Friday, January 14, 2022

Book Review: The Night She Disappeared

By Becky Gulc

Lisa Jewell is one of my all-time favourite authors and I’ve been enjoying her novels since her debut with Ralph’s Party in the late 1990s. I’ve enjoyed each and every novel I’ve read of Lisa’s, and she has written some of the best what could be termed traditional women’s romantic fiction in the past (Vince & Joy; 31 Dream Street) and has successfully switched genre to thrillers in more recent years. Her writing is so strong, stories so immediately immersing that it almost doesn’t matter what genre I’m reading I know I’ll love it. 

So what about the latest novel I read of Lisa’s, The Night She Disappeared, would this be one more to add to the ‘loved it’ pile? The quick answer is absolutely! Here is the synopsis:

‘'Mum, there's some people here from college, they asked me back to theirs. Just for an hour or so. Is that OK?'

Midsummer 2017: teenage mum Tallulah heads out on a date, leaving her baby son at home with her mother, Kim.

At 11 p.m. she sends her mum a text message. At 4.30 a.m. Kim awakens to discover that Tallulah has not come home.

Friends tell her that Tallulah was last seen heading to a pool party at a house in the woods nearby called Dark Place.

Tallulah never returns.

2018: walking in the woods behind the boarding school where her boyfriend has just started as a head teacher, Sophie sees a sign nailed to a fence.

A sign that says: DIG HERE . . .’ (Courtesy of Amazon UK.)

I read some great books last year and this one makes my top two. It’s a few weeks since I finished this novel, but it’s one that is definitely staying with me and I’m sure I will think back to it for a long time to come.

If the synopsis sounds good to you and intrigues you, just wait until you start reading this; there is so much more to the story. Tallulah is a young mum who wants to give her child the best start. It doesn’t make sense why she’d just vanish leaving her baby Noah or decide she’s had enough, as the police seem to believe? The story cleverly builds the backstory to the night of the disappearance utilising Sophie as a character in the present to help unpick this, and the more we learn as readers, the more I just couldn’t put the book down. I enjoyed the non-linear storytelling and personally enjoyed going back and forth meeting characters at different points in time. 

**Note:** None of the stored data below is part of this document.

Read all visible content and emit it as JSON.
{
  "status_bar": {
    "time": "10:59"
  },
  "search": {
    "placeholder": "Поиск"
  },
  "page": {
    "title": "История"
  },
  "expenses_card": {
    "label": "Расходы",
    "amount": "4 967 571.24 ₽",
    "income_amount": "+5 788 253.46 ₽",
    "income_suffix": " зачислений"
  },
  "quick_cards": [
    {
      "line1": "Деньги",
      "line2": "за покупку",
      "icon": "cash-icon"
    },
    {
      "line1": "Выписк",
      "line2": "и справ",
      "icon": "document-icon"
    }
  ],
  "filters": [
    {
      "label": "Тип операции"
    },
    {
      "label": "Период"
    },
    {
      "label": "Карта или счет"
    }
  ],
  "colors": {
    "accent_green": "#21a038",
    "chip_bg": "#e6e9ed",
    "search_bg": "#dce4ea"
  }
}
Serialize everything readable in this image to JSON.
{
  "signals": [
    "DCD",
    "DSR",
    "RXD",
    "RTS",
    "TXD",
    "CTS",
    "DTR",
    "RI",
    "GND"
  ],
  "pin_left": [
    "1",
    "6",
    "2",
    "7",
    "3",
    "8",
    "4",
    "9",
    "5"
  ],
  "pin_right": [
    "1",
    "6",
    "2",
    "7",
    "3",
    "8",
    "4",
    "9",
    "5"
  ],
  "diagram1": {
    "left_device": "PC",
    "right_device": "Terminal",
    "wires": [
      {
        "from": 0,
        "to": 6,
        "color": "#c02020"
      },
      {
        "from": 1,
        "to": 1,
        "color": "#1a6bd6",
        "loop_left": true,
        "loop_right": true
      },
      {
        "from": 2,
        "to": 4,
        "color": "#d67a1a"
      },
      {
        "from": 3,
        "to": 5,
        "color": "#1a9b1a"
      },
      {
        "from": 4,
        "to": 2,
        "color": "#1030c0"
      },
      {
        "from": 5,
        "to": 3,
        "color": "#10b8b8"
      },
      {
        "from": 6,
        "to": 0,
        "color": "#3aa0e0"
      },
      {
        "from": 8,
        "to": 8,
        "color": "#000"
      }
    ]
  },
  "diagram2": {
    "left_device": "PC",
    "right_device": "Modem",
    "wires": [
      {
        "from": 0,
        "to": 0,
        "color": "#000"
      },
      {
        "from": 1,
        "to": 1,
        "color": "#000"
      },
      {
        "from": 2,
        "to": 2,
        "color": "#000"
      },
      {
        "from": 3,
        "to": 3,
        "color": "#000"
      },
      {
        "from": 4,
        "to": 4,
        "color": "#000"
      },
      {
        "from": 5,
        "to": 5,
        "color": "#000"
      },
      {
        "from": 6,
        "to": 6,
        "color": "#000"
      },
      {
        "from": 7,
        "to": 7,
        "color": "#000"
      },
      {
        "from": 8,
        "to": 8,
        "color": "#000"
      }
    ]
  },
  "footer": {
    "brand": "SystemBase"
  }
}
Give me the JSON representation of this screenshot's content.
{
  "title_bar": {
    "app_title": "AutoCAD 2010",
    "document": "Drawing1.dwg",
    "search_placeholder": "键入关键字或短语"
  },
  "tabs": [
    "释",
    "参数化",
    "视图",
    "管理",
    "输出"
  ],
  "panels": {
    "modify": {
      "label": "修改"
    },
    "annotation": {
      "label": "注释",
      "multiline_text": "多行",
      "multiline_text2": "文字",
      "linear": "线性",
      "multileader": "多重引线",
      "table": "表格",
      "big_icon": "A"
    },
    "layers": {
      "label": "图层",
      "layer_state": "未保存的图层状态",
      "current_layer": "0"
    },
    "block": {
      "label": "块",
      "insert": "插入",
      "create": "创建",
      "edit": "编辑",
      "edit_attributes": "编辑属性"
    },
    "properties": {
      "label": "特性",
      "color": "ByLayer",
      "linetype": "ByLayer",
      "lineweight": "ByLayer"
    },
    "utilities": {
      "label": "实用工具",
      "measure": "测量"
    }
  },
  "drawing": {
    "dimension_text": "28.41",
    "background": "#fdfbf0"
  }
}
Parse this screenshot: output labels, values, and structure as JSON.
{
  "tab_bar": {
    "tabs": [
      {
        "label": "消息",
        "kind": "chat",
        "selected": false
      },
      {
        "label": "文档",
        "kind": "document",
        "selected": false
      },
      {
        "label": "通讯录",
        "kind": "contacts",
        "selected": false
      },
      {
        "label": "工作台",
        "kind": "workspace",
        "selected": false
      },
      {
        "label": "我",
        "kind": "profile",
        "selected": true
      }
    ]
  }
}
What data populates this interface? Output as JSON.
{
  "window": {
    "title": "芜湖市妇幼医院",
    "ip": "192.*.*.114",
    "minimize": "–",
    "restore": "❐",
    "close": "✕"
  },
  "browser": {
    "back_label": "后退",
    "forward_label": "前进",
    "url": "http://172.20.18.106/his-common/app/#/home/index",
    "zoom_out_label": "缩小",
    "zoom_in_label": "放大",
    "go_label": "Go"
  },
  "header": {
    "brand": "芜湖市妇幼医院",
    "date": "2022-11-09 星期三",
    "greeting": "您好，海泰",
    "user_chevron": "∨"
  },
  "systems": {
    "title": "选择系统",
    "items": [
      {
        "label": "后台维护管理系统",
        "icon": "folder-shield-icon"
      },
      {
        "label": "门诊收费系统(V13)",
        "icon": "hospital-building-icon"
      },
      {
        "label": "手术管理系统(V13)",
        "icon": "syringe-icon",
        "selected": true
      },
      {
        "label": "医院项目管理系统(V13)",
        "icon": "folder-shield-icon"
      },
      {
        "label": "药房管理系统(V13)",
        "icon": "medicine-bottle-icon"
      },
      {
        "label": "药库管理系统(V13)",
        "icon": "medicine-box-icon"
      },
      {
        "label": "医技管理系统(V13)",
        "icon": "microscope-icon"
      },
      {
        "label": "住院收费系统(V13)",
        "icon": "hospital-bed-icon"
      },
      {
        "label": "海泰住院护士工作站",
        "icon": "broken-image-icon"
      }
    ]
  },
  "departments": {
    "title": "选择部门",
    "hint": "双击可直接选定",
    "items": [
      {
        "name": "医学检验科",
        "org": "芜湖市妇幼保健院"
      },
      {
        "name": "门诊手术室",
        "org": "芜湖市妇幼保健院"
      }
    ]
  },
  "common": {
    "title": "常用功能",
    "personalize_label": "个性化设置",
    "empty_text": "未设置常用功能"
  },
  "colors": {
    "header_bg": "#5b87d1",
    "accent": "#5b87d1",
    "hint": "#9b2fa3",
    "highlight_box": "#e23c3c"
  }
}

I felt for Tallulah, sensed her naivety and vulnerability, but also admired her strength and determination. The book is very atmospheric, especially the scenes in the woods at the Dark Place, it’s very oppressive in terms of relationships (what’s said, as well as what’s left unsaid) and place, at times. 

I was on the edge of my seat for the last few chapters of this novel and was pleasantly surprised with the twists and turns which I didn’t see coming. The ending really surprised me, as well.

A brilliantly crafted captivating read from Lisa. I’m already looking forward to her next novel and I’m so excited that this will be a follow-up to The Family Upstairs, another novel I loved!